Checking the status of a cluster-resize operation

Resizing a cluster is an asynchronous operation. To check the status of a resize operation, including when it has completed, use the following cURL command:

curl -u "{username}":"{password}" "https://gateway.watsonplatform.net/retrieve-and-rank/api/v1/solr_clusters/{solr_cluster_id}/cluster_size"

The output of the command includes the cluster ID, the current cluster size, the target cluster size, and a status message.

High availability

Many organizations require high availability for mission-critical solutions. The Retrieve and Rank service automatically provides high availability for Solr and the overall service, with no configuration or customization needed on your end. Each Retrieve and Rank cluster runs in Solr's high-availability mode, meaning that each cluster is part of an active-active pair. During normal processing, both clusters in the pair actively process requests. If one of the clusters in the pair stops working for any reason, the remaining active cluster continues processing to provide uninterrupted service.

Error messages

All of the methods provided by the Retrieve and Rank service interact with the Solr service to a greater or lesser degree. If Solr throws an error when you use these methods, the Retrieve and Rank service returns the error to you or your application directly, without any parsing. This is to enable standard Solr logs and applications to continue to process them.
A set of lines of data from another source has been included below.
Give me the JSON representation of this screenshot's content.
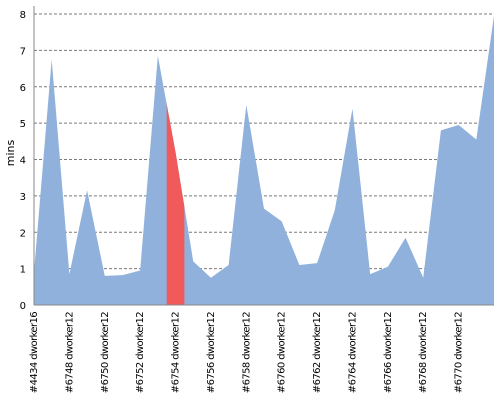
{
  "chart_data": {
    "type": "area",
    "ylabel": "mins",
    "xlabel": "",
    "ylim": [
      0,
      8
    ],
    "y_ticks": [
      0,
      1,
      2,
      3,
      4,
      5,
      6,
      7,
      8
    ],
    "grid": true,
    "colors": {
      "area": "#8fb1db",
      "highlight": "#f05a5a",
      "grid": "#7a7a7a",
      "axis": "#888888"
    },
    "x_tick_labels": [
      "#4434 dworker16",
      "#6748 dworker12",
      "#6750 dworker12",
      "#6752 dworker12",
      "#6754 dworker12",
      "#6756 dworker12",
      "#6758 dworker12",
      "#6760 dworker12",
      "#6762 dworker12",
      "#6764 dworker12",
      "#6766 dworker12",
      "#6768 dworker12",
      "#6770 dworker12"
    ],
    "x_tick_positions": [
      0,
      2,
      4,
      6,
      8,
      10,
      12,
      14,
      16,
      18,
      20,
      22,
      24
    ],
    "series": [
      {
        "values": [
          0.9,
          6.75,
          0.85,
          3.15,
          0.8,
          0.82,
          0.95,
          6.85,
          4.2,
          1.2,
          0.75,
          1.1,
          5.5,
          2.65,
          2.3,
          1.1,
          1.15,
          2.6,
          5.4,
          0.85,
          1.05,
          1.85,
          0.75,
          4.8,
          4.95,
          4.55,
          7.95
        ]
      }
    ],
    "highlight_range": [
      7.5,
      8.5
    ]
  }
}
For information about creating Solr applications with standard error handling, see the Apache Solr Reference Guide.

Incompatible Solr operations

Most of the Solr APIs are supported by the Retrieve and Rank service. However, some operations are incompatible. When an operation is not allowed, the service returns an error response.

Blocked API calls

The following REST API calls are blocked when you use Java to issue a call to a Solr API through the Retrieve and Rank service:

  • Content stream operations that use the stream, stream.url, or stream.file parameters.
  • All calls to the Solr Collections API except CREATE, DELETE, LIST, and RELOAD.

Elements that are not allowed in uploaded Solr configurations

Uploading a Solr configuration file that includes any of the following elements causes the upload to fail:

  • Property enableRemoteStreaming set to true:

    <requestParsers enableRemoteStreaming="true" />.

  • Any elements of the form:

    <updateHandler><listener ... /></updateHandler>

  • Configs that do not include the <updateLog /> element.

  • Overwritten updateLog directory; for example:

    <updateLog><str name="dir">${OVERWRITTEN}</str></updateLog>.

    The value must be ${solr.ulog.dir:}.

  • Overwritten Solr data directory; for example:

    <dataDir>${OVERWRITTEN}</dataDir>.

    The value must be ${solr.data.dir:}.

  • Any <jmx ... /> elements.

  • The use of AdminHandler; for example:

    <requestHandler name="/admin/" class="solr.admin.AdminHandlers" />.

  • The use of ReplicationHandler; for example:

    <requestHandler name="/replication/" class="solr.ReplicationHandler" />.

Elements that are not allowed when you update a Solr configuration

If you include any of the following elements when you update a configuration, the operation fails:

  • set-user-property, unset-user-property, update-listener, add-listener, delete-listener.
  • set-property or unset-property for the following options: requestDispatcher.requestParsers.enableRemoteStreaming, jmx.agentId, jmx.serviceUrl, jmx.rootName.
  • add-requesthandler or update-requesthandler or delete-requesthandler with the following classes: solr.admin.AdminHandlers, solr.ReplicationHandler.

Solr features that are disabled by the service

The Retrieve and Rank service uses a precustomized and preconfigured version of Solr. As a result, the following common Solr features are intentionally disabled by the service.

  • Sharding
  • Certain configuration options in the Solr schema.xml and solrconfig.xml files, as listed previously in this document.